The darkness and the bush are integral to the event.

This year the show was on a Saturday evening in mid-September. ‘Theatre in the Bush’ was projected onto Brian Fidler’s gravel driveway; guests had to walk over the shadow-letters to get to a bonfire, where around 140 people awaited instructions.

The crowd was divided into groups of about 25, and each group was assigned a guide.

Fidler says the guides are integral, too: “They come early to talk to the artists to see how their group can interact with the performance.”

The guides lead groups through the dark bush, from one installation to the next. Each installation lasted ten minutes; time was marked by the ringing of a bell.

Seven artists were set up throughout the property.

The magic of the evening came while stumbling along in the dark with a group of strangers who at first don’t speak above a whisper. Trails were lit with mini-lanterns; their weak light amplified the darkness of the forest. Disjointed sounds wafted in and out of earshot.

Each installation was different.

For example, in a radio story people say what drew them to the Yukon, and why they stayed. The curator passed out mulled wine to the audience, who congregated around plastic folding tables and sawed off boards with indiscernible words spray painted on them. This display was all about the sound.

Urgent moans distracted from the radio story when it was nearly over; they came from a neighbouring installation. It was all about the light. The artist sat behind a lit-up sheet and performed in silhouette. Her character gave birth to a rose during the climax of the story.
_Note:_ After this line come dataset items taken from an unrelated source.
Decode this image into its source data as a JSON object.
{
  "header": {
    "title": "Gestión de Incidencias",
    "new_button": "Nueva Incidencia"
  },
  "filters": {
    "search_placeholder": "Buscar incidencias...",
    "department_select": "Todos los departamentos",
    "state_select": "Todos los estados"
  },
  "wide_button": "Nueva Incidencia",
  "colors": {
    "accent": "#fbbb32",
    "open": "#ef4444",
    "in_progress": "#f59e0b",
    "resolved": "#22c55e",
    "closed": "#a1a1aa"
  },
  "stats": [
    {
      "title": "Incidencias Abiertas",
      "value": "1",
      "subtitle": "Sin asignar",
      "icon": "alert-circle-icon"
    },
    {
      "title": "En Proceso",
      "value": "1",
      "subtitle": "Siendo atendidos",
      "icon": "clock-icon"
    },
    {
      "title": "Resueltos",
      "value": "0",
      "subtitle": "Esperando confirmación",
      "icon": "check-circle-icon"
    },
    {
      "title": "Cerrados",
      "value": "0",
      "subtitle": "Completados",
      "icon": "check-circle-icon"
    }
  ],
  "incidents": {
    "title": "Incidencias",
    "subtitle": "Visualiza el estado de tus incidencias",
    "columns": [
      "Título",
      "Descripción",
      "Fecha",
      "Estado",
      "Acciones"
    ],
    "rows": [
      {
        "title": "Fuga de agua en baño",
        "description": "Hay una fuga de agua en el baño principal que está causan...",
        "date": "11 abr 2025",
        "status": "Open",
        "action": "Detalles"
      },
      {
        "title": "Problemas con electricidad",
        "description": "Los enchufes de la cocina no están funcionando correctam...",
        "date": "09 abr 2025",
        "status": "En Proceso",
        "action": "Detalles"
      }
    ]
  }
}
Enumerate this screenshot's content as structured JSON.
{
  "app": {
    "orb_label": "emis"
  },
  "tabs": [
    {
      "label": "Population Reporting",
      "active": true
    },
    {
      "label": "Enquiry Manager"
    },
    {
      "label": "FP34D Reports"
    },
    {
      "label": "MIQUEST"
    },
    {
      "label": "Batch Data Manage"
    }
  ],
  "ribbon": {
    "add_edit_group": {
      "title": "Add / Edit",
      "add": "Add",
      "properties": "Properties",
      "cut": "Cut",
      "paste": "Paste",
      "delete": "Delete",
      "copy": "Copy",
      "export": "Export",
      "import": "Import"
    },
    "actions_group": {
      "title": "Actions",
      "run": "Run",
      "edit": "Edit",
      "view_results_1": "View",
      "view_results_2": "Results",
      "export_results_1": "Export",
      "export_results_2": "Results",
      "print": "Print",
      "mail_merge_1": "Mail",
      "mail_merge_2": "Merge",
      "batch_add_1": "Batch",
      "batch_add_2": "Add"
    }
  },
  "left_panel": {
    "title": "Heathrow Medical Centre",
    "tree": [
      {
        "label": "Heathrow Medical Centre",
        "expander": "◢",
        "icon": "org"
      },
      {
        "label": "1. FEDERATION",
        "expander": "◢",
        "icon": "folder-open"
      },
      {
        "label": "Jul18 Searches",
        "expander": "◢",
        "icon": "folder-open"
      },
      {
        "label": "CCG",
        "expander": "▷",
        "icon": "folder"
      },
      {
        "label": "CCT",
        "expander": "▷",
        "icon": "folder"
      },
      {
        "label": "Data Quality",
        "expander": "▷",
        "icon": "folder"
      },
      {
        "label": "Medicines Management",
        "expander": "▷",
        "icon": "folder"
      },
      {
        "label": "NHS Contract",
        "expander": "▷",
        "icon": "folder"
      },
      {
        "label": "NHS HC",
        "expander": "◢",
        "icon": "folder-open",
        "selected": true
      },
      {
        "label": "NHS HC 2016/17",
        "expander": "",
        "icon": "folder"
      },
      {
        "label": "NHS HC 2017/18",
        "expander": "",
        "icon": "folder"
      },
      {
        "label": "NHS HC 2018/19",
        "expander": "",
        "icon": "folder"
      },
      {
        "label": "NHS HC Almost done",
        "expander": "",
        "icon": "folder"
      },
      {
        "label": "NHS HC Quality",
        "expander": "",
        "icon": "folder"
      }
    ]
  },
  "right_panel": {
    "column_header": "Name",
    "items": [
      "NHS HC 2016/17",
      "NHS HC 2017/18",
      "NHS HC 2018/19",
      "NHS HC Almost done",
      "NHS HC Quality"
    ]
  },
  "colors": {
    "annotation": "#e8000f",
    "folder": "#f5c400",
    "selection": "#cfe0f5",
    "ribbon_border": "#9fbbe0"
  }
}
Hence, the moans.

At the Stardust Museum, harmonica music accompanied kaleidoscope-like light displays on a projector, and poetry about the universe and our place in it scrolled down another screen.

Some artists danced.

One used bed sheets like curtains by hanging them on trees, and created a square space in the forest. She played scratchy Billie Holiday tunes and slow danced with the crowd, one person at a time. Her partners, in turn, danced with someone else. After her ten minutes were up nobody was whispering.

Theatre in the Bush has been going on for five years now. It’s a fundraiser for Ramshackle Theatre Society, of which Fidler is the artistic director. He curates the show by picking seven artists. He says he picks ones he thinks are interesting. After that, the artists have free rein.

The artists come to Fidler’s place a week before the show for a barbeque. They tour the forest that will be their stage, and then they each pick a location out of a hat.

The artists have a week to put together an installation.

Before Theatre in the Bush came into being, Fidler had been chewing on the notion to host theatre installations in the forest that surrounds his house and studio, but it wasn’t until his second child was six-months-old that his ideas turned into being.

Fidler wasn’t working, he was hanging out at home. He didn’t want to write a grant, and he wanted to stay close to home. He became more familiar with special characteristics of the forest on his property — a bowl that forms a natural amphitheatre, and several natural stages. These are the places that groups are led to, once a year, to this day. In the dark, the logical performance locations are transformed into intimate pockets of golden light that would be difficult to find in the dark without a guide.

The first Theatre in the Bush was formatted as it is today, and it was well received. This year it was sold out the first day it was announced. Fidler says 140 guests is the maximum the event can accommodate.